Another way is to rely on antihistamine tablets and nasal sprays, but doctors advise not to depend on them overly lest you build up resistance.

Yet another method is to build tolerance through immunotherapy, which can be a long and expensive process.

Checking history and ruling out common allergens don't rack up the bills, but other steps -- like double-blind, placebo-controlled tests, and medicine that is customised to counter your allergy -- can run into several thousands of rupees.

Also, Dr Prasad points out, one has to observe the body's reaction to allergies through changing seasons, rendering it impossible to wrap up the whole business in a few weeks.

In any case, as Dr Jakka says, "Immunotherapy has only proven itself when it comes to pollen and house dust mites."

In the case of medication allergy, one method is to de-sensitise the body to the allergy the medicine causes. This can be done by giving small amounts of the medicine to build immunity, much like how vaccines work.

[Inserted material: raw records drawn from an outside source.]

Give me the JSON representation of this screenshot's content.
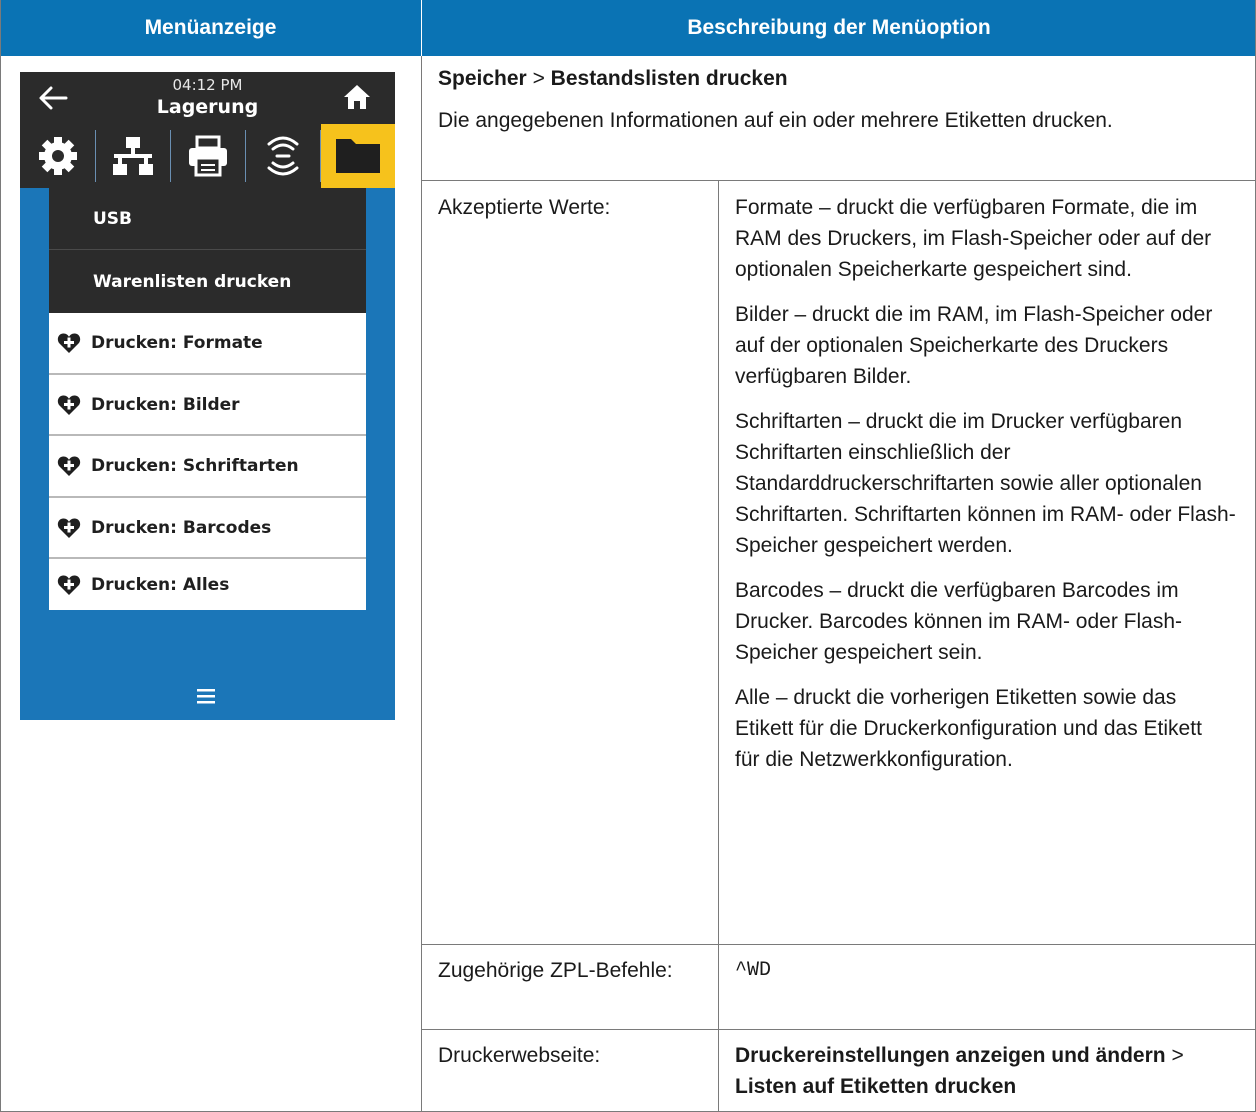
{
  "header": {
    "col1": "Menüanzeige",
    "col2": "Beschreibung der Menüoption"
  },
  "device": {
    "time": "04:12 PM",
    "title": "Lagerung",
    "back_icon": "arrow-left-icon",
    "home_icon": "home-icon",
    "tabs": [
      {
        "icon": "gear-icon"
      },
      {
        "icon": "network-icon"
      },
      {
        "icon": "printer-icon"
      },
      {
        "icon": "rfid-icon"
      },
      {
        "icon": "folder-icon",
        "active": true
      }
    ],
    "menu_items": [
      {
        "label": "USB",
        "style": "dark"
      },
      {
        "label": "Warenlisten drucken",
        "style": "dark"
      },
      {
        "label": "Drucken: Formate",
        "style": "light",
        "icon": "heart-plus-icon"
      },
      {
        "label": "Drucken: Bilder",
        "style": "light",
        "icon": "heart-plus-icon"
      },
      {
        "label": "Drucken: Schriftarten",
        "style": "light",
        "icon": "heart-plus-icon"
      },
      {
        "label": "Drucken: Barcodes",
        "style": "light",
        "icon": "heart-plus-icon"
      },
      {
        "label": "Drucken: Alles",
        "style": "light",
        "icon": "heart-plus-icon"
      }
    ],
    "menu_icon": "hamburger-menu-icon",
    "colors": {
      "screen_bg": "#1b76b8",
      "bar_bg": "#2b2b2b",
      "active_tab": "#f6c21c"
    }
  },
  "description": {
    "path_part1": "Speicher",
    "path_sep": ">",
    "path_part2": "Bestandslisten drucken",
    "text": "Die angegebenen Informationen auf ein oder mehrere Etiketten drucken."
  },
  "rows": {
    "accepted_label": "Akzeptierte Werte:",
    "accepted_values": [
      "Formate – druckt die verfügbaren Formate, die im RAM des Druckers, im Flash-Speicher oder auf der optionalen Speicherkarte gespeichert sind.",
      "Bilder – druckt die im RAM, im Flash-Speicher oder auf der optionalen Speicherkarte des Druckers verfügbaren Bilder.",
      "Schriftarten – druckt die im Drucker verfügbaren Schriftarten einschließlich der Standarddruckerschriftarten sowie aller optionalen Schriftarten. Schriftarten können im RAM- oder Flash-Speicher gespeichert werden.",
      "Barcodes – druckt die verfügbaren Barcodes im Drucker. Barcodes können im RAM- oder Flash-Speicher gespeichert sein.",
      "Alle – druckt die vorherigen Etiketten sowie das Etikett für die Druckerkonfiguration und das Etikett für die Netzwerkkonfiguration."
    ],
    "zpl_label": "Zugehörige ZPL-Befehle:",
    "zpl_value": "^WD",
    "web_label": "Druckerwebseite:",
    "web_part1": "Druckereinstellungen anzeigen und ändern",
    "web_sep": ">",
    "web_part2": "Listen auf Etiketten drucken"
  },
  "colors": {
    "header_bg": "#0a73b4",
    "border": "#7a7a7a"
  }
}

"But this has to be done in carefully controlled conditions because of the potential for severe reactions," Dr Jakka cautions.

A home remedy that Dr Bhardwaj recommends is yogurt, a spoonful of flaxseed and olive oil taken daily (not necessarily together).

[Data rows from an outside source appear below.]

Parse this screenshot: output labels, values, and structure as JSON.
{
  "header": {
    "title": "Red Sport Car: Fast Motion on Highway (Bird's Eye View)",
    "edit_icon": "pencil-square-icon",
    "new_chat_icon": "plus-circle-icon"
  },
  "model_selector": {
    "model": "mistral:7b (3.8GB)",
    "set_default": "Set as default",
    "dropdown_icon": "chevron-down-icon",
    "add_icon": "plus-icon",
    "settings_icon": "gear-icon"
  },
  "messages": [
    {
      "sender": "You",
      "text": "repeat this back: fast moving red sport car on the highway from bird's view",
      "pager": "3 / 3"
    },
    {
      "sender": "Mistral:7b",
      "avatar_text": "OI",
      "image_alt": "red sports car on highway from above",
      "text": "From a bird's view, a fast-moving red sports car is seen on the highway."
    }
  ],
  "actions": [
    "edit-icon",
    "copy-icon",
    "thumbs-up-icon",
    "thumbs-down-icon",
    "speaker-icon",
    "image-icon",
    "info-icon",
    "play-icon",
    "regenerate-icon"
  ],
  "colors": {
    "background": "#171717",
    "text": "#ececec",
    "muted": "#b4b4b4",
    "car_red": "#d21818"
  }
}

"They soothe the mast cells in our body." (Mast cells get agitated when exposed to allergens and release powerful chemical mediators like histamine.)

Though not a 'cure' for allergies, it may be a helpful precaution to avoid environmental and food allergens.

India-specific research on allergies still has a long way to go in building up an allergy profile for the country.

"There's very little data. We just have trends," says Dr Jakka.

He points to one of the newest health fads: The love of all things wheat.

"We didn't really have gluten allergies in the South. It was mostly seen in North India," he says. But with the intermingling of cultures and diet fads, there is a marked uptick in gluten (wheat protein) allergy.

The allergy problem is not simple. And neither are solutions.

Those of us diagnosed with allergies usually find our own methods of negotiating our way around the villains we've identified.

And, of course, we can always live in hope: Like in the case of my lucky friend and citrus fruits, maybe, just maybe, the allergy will simply sort itself out.